OPTIM: tools: optimize my_ffsl() for x86_64

This call is now used quite a bit in the fd cache, to decide which cache
to add/remove the fd to/from, when waking up a task for a single thread
in __task_wakeup(), in fd_cant_recv() and in fd_process_cached_events(),
and we can replace it with a single instruction, removing ~30 instructions
and ~80 bytes from the inner loop of some of these functions.

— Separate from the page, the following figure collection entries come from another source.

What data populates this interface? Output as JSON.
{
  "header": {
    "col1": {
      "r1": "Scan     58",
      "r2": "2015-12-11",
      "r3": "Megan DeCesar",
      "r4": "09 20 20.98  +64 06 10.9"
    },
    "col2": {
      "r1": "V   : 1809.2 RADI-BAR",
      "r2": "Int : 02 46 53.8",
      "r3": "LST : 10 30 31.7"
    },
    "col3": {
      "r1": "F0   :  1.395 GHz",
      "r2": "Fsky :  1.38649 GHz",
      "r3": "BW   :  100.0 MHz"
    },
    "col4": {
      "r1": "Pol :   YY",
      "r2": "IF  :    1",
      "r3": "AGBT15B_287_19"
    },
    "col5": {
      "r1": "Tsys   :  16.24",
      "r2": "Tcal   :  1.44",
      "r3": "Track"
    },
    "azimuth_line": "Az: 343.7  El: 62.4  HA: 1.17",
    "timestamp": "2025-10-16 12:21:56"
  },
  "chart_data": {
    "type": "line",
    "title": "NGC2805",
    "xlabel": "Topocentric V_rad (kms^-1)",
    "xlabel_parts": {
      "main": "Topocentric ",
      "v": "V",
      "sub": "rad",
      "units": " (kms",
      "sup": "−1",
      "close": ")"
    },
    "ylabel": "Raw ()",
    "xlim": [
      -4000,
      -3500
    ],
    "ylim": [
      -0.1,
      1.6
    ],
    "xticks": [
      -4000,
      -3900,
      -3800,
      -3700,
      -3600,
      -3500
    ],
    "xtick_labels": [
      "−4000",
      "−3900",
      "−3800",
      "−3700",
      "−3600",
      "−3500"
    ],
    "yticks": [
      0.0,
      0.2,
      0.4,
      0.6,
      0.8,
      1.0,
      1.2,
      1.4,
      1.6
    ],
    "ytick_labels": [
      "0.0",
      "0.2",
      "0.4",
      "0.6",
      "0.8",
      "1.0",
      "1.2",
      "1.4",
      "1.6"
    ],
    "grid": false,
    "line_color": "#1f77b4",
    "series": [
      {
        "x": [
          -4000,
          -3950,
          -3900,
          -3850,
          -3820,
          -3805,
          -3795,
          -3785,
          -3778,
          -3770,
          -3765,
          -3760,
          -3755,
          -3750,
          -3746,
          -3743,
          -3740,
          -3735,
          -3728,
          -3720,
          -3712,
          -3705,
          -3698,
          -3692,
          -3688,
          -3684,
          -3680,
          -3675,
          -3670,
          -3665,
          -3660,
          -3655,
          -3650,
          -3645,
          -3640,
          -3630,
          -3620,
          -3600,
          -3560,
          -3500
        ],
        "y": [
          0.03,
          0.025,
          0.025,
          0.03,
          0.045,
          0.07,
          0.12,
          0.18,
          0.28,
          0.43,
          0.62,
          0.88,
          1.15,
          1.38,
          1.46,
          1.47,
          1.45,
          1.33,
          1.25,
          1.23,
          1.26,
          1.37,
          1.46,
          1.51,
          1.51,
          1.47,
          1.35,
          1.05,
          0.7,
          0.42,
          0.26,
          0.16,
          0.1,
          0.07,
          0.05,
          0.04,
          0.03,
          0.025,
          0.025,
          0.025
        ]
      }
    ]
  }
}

In addition the test for zero value was replaced with a comment saying
that it is illegal and leads to an undefined behaviour. The code does
not make use of this useless case today.
This commit is contained in:
Willy Tarreau 2018-10-10 19:05:56 +02:00
parent 2325d8af93
commit 27346b01aa

View File

@ -802,13 +802,16 @@ static inline unsigned int my_popcountl(unsigned long a)
}
/* Simple ffs implementation. It returns the position of the lowest bit set to
* one. */
* one. It is illegal to call it with a==0 (undefined result).
*/
static inline unsigned int my_ffsl(unsigned long a)
{
unsigned int cnt;
unsigned long cnt;
if (!a)
return 0;
#if defined(__x86_64__)
__asm__("bsr %1,%0\n" : "=r" (cnt) : "rm" (a));
cnt++;
#else
cnt = 1;
#if LONG_MAX > 0x7FFFFFFFL /* 64bits */
@ -837,6 +840,7 @@ static inline unsigned int my_ffsl(unsigned long a)
a >>= 1;
cnt += 1;
}
#endif /* x86_64 */
return cnt;
}